Tears welled in her eyes. The suite had been fully refurbished. She saw new wallpaper and drapes in her favourite colours, the comfortable chairs that had sat for years either side of her fireplace looking as fresh as the day they were purchased, now each side of her new fireplace. Above it was the same painting of her two sons as little boys that had been over her mantle since the day the painter delivered it.
She drifted around the room, touching one familiar item after another, and stopping to examine the new pieces that someone had selected with care and an eye to her comfort. A warm throw rug in soft fur. A replacement for the old footstool that had always been just a little too low.
And, yes, the fireplace chairs had been recovered, but the original fabric had been copied exactly.
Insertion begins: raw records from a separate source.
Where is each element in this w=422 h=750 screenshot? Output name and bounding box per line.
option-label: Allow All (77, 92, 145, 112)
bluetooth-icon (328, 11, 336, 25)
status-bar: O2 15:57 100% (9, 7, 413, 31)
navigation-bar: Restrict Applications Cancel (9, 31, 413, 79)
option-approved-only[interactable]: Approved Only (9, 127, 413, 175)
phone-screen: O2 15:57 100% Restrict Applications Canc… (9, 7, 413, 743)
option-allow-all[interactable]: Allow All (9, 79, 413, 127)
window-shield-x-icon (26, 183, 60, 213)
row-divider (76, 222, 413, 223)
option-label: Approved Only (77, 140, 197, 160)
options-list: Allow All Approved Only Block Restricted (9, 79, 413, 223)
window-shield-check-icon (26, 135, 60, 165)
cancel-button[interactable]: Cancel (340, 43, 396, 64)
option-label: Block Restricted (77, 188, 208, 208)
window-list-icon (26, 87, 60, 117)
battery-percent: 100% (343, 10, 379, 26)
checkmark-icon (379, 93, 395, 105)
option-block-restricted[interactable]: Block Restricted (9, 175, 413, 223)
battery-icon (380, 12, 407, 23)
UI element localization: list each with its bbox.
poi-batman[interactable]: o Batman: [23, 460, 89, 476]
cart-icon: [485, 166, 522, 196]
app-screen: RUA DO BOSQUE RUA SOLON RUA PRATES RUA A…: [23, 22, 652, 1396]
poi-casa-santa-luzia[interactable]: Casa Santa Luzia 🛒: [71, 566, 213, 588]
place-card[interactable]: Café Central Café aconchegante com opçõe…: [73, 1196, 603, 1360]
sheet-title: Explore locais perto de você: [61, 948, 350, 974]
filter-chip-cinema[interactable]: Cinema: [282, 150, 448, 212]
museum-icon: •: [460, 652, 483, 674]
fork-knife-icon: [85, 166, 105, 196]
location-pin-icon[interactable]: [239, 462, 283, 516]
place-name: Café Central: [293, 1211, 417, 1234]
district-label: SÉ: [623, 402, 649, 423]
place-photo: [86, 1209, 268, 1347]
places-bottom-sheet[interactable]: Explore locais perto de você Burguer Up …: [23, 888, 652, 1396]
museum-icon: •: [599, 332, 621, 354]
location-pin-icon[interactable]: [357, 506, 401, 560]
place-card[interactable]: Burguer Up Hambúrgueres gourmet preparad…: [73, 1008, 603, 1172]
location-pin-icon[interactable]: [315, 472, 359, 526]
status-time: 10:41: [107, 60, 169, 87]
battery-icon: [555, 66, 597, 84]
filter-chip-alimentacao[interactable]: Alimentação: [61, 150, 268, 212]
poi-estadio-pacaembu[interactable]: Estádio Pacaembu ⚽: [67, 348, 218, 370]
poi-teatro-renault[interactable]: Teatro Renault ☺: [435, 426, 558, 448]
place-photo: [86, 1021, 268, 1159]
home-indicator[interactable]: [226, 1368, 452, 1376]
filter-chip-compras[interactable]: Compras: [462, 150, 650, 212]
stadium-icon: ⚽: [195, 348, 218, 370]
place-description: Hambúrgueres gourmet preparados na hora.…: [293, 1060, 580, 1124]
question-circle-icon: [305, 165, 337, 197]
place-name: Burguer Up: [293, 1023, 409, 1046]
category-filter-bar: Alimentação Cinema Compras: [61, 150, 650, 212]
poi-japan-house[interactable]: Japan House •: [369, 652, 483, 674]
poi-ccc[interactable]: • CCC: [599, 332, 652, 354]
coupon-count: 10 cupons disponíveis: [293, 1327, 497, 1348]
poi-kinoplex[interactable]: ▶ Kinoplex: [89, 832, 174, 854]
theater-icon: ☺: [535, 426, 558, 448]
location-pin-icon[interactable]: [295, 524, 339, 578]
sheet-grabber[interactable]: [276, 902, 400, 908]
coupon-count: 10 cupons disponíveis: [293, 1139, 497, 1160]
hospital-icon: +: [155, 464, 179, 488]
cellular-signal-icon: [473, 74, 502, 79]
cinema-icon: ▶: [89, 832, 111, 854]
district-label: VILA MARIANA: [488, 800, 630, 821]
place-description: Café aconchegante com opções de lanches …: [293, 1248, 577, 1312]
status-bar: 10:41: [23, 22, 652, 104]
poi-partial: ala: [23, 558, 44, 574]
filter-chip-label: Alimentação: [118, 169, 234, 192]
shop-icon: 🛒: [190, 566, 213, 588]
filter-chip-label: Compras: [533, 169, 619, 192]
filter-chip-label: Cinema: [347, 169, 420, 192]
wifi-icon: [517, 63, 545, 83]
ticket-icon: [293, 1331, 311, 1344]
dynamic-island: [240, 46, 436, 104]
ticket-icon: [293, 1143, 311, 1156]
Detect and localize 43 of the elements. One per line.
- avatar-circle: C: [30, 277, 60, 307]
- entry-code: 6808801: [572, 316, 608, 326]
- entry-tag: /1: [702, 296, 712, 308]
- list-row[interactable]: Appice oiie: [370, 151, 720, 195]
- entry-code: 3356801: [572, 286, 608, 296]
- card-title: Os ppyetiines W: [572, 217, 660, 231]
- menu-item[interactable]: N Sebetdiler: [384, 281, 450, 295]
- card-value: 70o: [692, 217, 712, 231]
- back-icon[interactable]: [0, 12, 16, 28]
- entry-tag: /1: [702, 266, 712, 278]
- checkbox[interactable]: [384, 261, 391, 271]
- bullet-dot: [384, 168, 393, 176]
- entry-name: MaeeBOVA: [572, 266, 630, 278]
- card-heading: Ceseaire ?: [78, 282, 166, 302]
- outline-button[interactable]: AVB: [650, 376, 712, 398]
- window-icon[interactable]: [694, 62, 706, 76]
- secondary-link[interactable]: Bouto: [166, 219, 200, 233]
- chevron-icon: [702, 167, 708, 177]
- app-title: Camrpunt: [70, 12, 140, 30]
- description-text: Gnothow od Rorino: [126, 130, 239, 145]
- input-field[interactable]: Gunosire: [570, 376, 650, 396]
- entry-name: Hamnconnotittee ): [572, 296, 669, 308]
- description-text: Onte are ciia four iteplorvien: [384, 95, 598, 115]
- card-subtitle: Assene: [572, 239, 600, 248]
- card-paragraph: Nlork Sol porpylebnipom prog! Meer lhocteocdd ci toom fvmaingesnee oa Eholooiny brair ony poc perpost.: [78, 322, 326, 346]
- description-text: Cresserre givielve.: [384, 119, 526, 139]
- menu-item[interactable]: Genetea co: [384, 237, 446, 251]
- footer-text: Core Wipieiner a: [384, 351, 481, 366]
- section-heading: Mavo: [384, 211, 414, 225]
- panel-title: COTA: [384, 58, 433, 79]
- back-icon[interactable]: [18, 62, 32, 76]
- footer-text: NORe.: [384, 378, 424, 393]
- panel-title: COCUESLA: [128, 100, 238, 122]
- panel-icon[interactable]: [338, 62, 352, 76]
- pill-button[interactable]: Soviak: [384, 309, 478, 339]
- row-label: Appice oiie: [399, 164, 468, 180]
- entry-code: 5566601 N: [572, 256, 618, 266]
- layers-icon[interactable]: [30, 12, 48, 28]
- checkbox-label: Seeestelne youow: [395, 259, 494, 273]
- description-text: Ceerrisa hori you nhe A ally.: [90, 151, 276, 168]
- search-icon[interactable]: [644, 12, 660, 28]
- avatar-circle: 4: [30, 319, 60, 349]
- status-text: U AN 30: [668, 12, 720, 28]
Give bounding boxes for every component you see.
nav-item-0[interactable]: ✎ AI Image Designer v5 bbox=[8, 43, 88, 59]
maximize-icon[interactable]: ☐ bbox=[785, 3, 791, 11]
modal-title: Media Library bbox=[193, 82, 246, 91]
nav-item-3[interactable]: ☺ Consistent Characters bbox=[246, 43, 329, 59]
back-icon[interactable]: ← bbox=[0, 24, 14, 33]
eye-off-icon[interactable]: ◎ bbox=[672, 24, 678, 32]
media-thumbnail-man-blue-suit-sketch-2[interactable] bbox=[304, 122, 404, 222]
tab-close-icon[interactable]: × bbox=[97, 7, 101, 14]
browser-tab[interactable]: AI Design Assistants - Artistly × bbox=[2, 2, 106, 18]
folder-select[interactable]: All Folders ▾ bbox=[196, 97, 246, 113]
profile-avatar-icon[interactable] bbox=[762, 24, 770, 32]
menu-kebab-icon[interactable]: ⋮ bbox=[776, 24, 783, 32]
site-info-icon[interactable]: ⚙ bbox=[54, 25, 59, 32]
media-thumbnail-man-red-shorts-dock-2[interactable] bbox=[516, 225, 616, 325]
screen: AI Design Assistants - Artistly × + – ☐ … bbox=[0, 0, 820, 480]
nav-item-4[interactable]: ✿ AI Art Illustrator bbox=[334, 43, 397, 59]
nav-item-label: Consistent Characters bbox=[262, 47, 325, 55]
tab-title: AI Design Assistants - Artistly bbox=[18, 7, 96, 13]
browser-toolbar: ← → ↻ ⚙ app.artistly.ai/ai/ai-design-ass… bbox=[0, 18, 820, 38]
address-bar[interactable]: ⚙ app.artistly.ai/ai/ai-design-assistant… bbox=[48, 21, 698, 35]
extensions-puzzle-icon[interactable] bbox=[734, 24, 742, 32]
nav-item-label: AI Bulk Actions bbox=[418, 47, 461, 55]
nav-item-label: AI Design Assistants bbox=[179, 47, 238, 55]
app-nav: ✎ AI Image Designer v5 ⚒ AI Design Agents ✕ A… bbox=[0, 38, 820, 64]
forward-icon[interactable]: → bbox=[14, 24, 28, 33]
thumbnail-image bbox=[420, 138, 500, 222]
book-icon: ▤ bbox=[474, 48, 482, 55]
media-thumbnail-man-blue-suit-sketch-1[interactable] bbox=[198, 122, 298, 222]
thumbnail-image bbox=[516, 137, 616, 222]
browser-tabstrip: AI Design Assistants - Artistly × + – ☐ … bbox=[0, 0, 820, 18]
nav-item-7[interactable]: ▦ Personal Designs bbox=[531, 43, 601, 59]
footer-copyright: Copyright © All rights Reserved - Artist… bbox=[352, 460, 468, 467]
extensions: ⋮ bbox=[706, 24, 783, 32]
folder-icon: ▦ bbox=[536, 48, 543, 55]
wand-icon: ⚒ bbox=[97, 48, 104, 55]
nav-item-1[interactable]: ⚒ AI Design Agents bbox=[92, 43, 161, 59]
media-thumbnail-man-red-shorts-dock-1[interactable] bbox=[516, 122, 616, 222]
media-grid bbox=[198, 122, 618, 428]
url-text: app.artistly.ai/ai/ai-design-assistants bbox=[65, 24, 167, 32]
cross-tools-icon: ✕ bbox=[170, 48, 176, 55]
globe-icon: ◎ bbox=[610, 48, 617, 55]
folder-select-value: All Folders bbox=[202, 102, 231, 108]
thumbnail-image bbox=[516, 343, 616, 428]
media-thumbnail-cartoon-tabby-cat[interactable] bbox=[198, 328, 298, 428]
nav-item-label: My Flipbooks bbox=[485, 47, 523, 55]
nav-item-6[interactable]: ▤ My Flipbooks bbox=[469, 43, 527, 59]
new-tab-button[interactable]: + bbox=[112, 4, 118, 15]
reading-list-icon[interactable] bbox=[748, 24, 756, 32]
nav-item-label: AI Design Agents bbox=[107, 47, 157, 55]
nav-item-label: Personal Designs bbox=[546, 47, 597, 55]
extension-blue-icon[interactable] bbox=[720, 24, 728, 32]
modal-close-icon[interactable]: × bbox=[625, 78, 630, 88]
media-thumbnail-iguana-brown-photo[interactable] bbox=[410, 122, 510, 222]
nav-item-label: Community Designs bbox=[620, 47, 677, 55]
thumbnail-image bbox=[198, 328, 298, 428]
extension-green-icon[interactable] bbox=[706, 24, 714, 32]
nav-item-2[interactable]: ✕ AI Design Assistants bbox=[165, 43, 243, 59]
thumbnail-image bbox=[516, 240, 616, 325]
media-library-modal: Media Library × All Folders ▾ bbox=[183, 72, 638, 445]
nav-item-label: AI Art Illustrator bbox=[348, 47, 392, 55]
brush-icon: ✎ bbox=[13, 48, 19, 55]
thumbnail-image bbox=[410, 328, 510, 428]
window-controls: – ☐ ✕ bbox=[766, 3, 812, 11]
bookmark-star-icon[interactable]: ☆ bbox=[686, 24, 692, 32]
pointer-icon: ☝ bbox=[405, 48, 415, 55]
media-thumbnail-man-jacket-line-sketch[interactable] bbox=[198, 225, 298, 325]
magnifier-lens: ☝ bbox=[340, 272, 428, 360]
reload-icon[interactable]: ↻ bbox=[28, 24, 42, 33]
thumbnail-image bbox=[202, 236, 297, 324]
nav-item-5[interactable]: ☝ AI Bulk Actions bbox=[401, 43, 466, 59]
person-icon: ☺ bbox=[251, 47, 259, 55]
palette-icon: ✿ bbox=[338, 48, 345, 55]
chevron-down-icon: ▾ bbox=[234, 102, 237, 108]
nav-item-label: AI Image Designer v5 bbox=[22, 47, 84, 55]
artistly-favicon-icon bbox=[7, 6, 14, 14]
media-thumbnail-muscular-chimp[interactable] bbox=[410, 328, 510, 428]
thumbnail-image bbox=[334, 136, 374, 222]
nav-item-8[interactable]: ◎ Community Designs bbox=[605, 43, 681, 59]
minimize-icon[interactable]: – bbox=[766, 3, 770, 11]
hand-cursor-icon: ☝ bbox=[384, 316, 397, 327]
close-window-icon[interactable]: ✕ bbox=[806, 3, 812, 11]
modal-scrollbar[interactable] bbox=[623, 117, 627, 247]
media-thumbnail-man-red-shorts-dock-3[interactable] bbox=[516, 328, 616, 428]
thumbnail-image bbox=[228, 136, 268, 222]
Following her dresser through the door into her new bedchamber and beyond into her dressing room, she found the same touch, redolent of love in every detail. Her study, too, on the other side of the sitting room, was perfect—almost a duplicate of the one she had created in the duchess’s quarters, with her delicate desk, all her books in glass-doored bookshelves, and her own comfortable reading chair. The one addition was delightful: a window seat from which she could look over the formal gardens enclosed in the u-shaped formed by the main house and the two large wings that stretched towards the river.
It must have been Charlotte. For the first time in months, Eleanor allowed the hope that she had been forgiven to unfurl in her heart.
I love Aldridge. I’ve read A Baron for Becky and To Wed a Proper Wife. I was wondering in which other book does Aldridge first meet Charlotte? Thank you.
Aldridge had actually met Charlotte just before the start of A Baron for Becky, but she was way too young for him, and has good reason to stare clear of rakes. This is part of the backstory that is mentioned in To Tame the Wild Rake, which tells of how Charlotte and Aldridge finally come together.